8. The feed apparatus as claimed in claim 7, wherein the second cylinder is disposed by the at least one charge tube in the feed position, and a feed block is arranged in conjunction with the cylinder so that when the second cylinder pushes the magazine axially forward, feed block seals are arranged to seal against a rear end of the at least one charge tube in the feed position, and when the second cylinder has returned to the axially rearmost position, the feed block seal is adapted to yield.

9. The feed apparatus as claimed in claim 1, wherein the magazine is arranged horizontally.

10. The feed apparatus as claimed in claim 9, wherein the magazine is inclined at an angle of 10° to 30° so that the front end is lower than the rear end.

11. The feed apparatus as claimed in claim 1, wherein the magazine is arranged vertically.

12. The feed apparatus as claimed in claim 11, wherein the feed apparatus comprises a stop surface arranged against the front end of the magazine, the stop surface including at least one aperture corresponding to the at least one charge tube in the feed position to allow cartridges to pass through the stop surface.

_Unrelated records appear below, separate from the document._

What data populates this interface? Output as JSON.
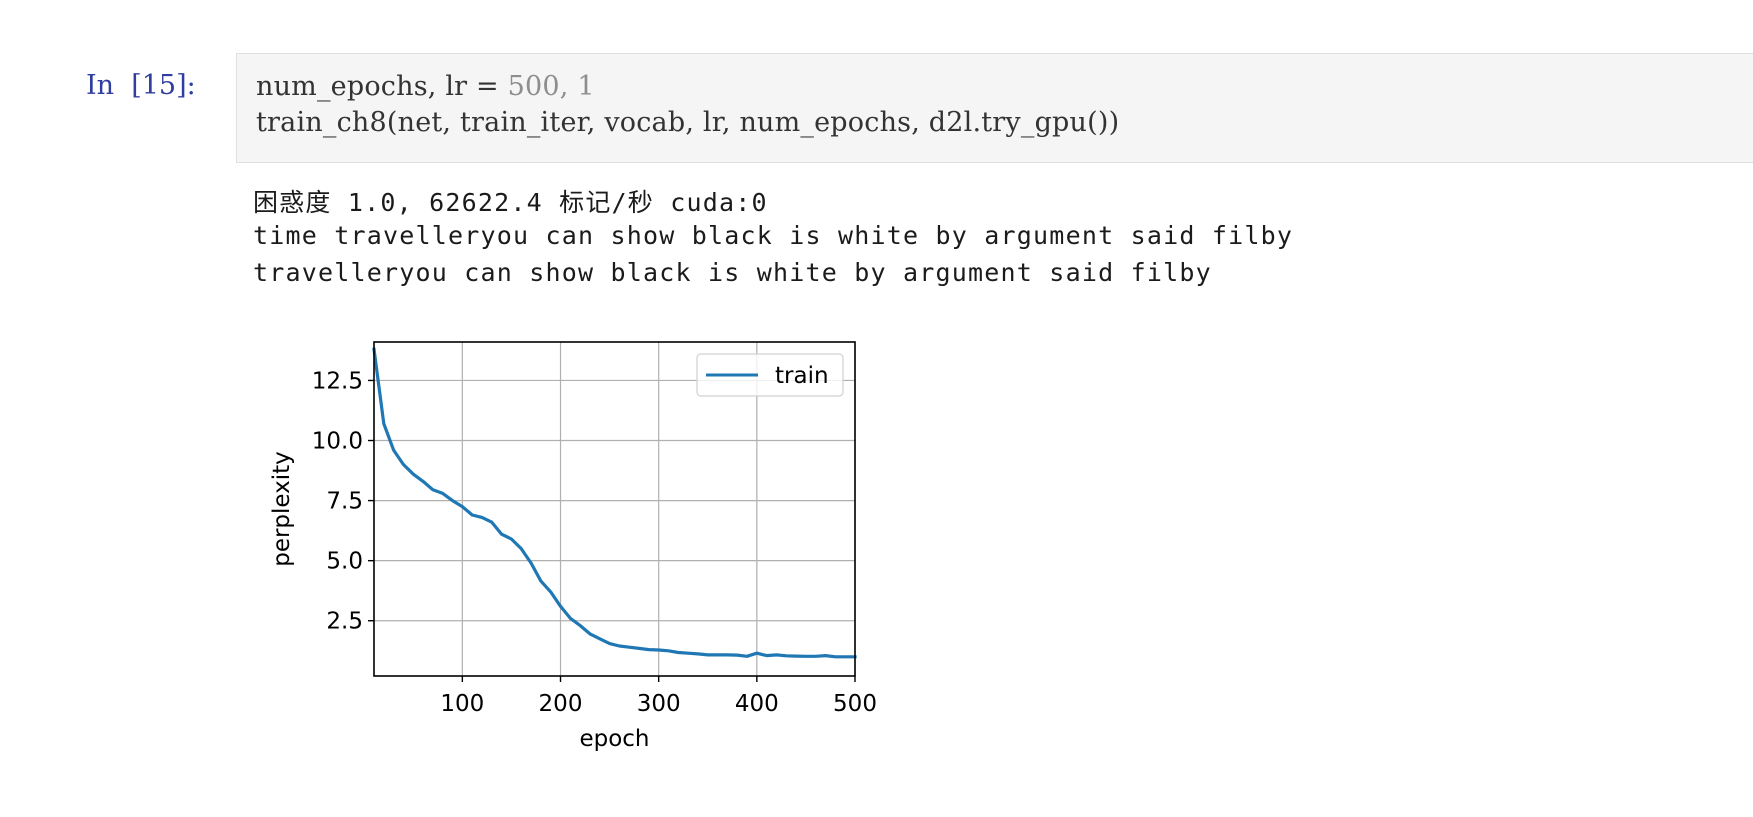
{
  "cell": {
    "prompt": "In  [15]:",
    "code_lines": [
      {
        "pre": "num_epochs, lr = ",
        "num": "500, 1"
      },
      {
        "pre": "train_ch8(net, train_iter, vocab, lr, num_epochs, d2l.try_gpu())",
        "num": ""
      }
    ]
  },
  "output": {
    "lines": [
      "困惑度 1.0, 62622.4 标记/秒 cuda:0",
      "time travelleryou can show black is white by argument said filby",
      "travelleryou can show black is white by argument said filby"
    ]
  },
  "colors": {
    "prompt": "#303f9f",
    "series": "#1f77b4",
    "grid": "#b0b0b0"
  },
  "chart_data": {
    "type": "line",
    "xlabel": "epoch",
    "ylabel": "perplexity",
    "xlim": [
      10,
      500
    ],
    "ylim": [
      0.2,
      14.1
    ],
    "xticks": [
      100,
      200,
      300,
      400,
      500
    ],
    "yticks": [
      2.5,
      5.0,
      7.5,
      10.0,
      12.5
    ],
    "xtick_labels": [
      "100",
      "200",
      "300",
      "400",
      "500"
    ],
    "ytick_labels": [
      "2.5",
      "5.0",
      "7.5",
      "10.0",
      "12.5"
    ],
    "grid": true,
    "legend_position": "top-right",
    "series": [
      {
        "name": "train",
        "x": [
          10,
          20,
          30,
          40,
          50,
          60,
          70,
          80,
          90,
          100,
          110,
          120,
          130,
          140,
          150,
          160,
          170,
          180,
          190,
          200,
          210,
          220,
          230,
          240,
          250,
          260,
          270,
          280,
          290,
          300,
          310,
          320,
          330,
          340,
          350,
          360,
          370,
          380,
          390,
          400,
          410,
          420,
          430,
          440,
          450,
          460,
          470,
          480,
          490,
          500
        ],
        "values": [
          13.8,
          10.7,
          9.6,
          9.0,
          8.6,
          8.3,
          7.95,
          7.8,
          7.5,
          7.25,
          6.9,
          6.8,
          6.6,
          6.1,
          5.9,
          5.5,
          4.9,
          4.15,
          3.7,
          3.1,
          2.6,
          2.3,
          1.95,
          1.75,
          1.55,
          1.45,
          1.4,
          1.35,
          1.3,
          1.28,
          1.25,
          1.18,
          1.15,
          1.12,
          1.08,
          1.08,
          1.08,
          1.07,
          1.02,
          1.15,
          1.05,
          1.08,
          1.04,
          1.03,
          1.02,
          1.02,
          1.05,
          1.0,
          1.0,
          1.0
        ]
      }
    ]
  }
}
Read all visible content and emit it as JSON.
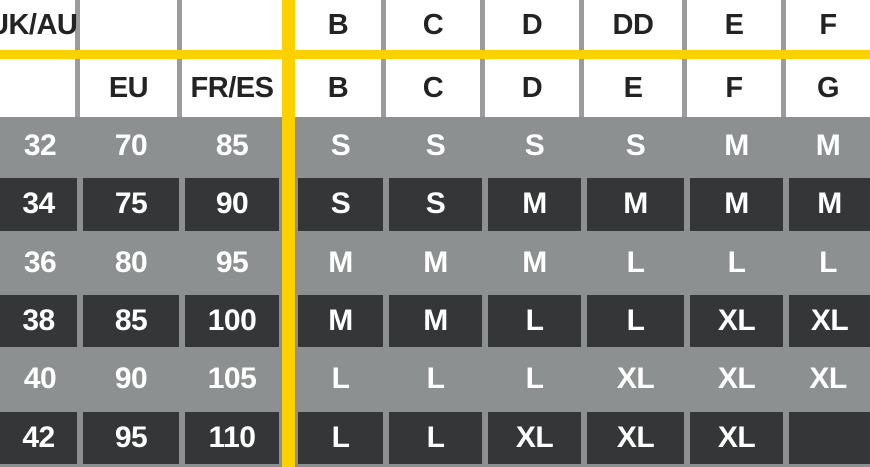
{
  "colors": {
    "accent_yellow": "#fdd000",
    "row_gray": "#8d9091",
    "row_dark": "#343637",
    "separator_gray": "#9b9b9e",
    "header_bg": "#ffffff",
    "header_text": "#232323",
    "cell_text": "#ffffff"
  },
  "chart_data": {
    "type": "table",
    "header_row1": [
      "UK/AU",
      "",
      "",
      "B",
      "C",
      "D",
      "DD",
      "E",
      "F"
    ],
    "header_row2": [
      "",
      "EU",
      "FR/ES",
      "B",
      "C",
      "D",
      "E",
      "F",
      "G"
    ],
    "rows": [
      {
        "style": "gray",
        "cells": [
          "32",
          "70",
          "85",
          "S",
          "S",
          "S",
          "S",
          "M",
          "M"
        ]
      },
      {
        "style": "dark",
        "cells": [
          "34",
          "75",
          "90",
          "S",
          "S",
          "M",
          "M",
          "M",
          "M"
        ]
      },
      {
        "style": "gray",
        "cells": [
          "36",
          "80",
          "95",
          "M",
          "M",
          "M",
          "L",
          "L",
          "L"
        ]
      },
      {
        "style": "dark",
        "cells": [
          "38",
          "85",
          "100",
          "M",
          "M",
          "L",
          "L",
          "XL",
          "XL"
        ]
      },
      {
        "style": "gray",
        "cells": [
          "40",
          "90",
          "105",
          "L",
          "L",
          "L",
          "XL",
          "XL",
          "XL"
        ]
      },
      {
        "style": "dark",
        "cells": [
          "42",
          "95",
          "110",
          "L",
          "L",
          "XL",
          "XL",
          "XL",
          ""
        ]
      }
    ]
  }
}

13. The feed apparatus as claimed in claim 1, wherein the rotating apparatus comprises a swing cylinder arranged to turn the magazine.

14. The feed apparatus as claimed in claim 1, wherein the rotating apparatus comprises a swing cylinder, an arm and a pin.

15. The feed apparatus as claimed in claim 1, wherein a length of the charge tubes is such that a plurality of cartridges can be arranged in each charge tube one after the other, and wherein the apparatus is adapted to discharge a plurality of cartridges from one and the same tube in succession.

16. The feed apparatus as claimed in claim 1, comprising a control apparatus arranged to control the motion of the feed apparatus automatically and to feed a number of desired cartridges into the drilled hole.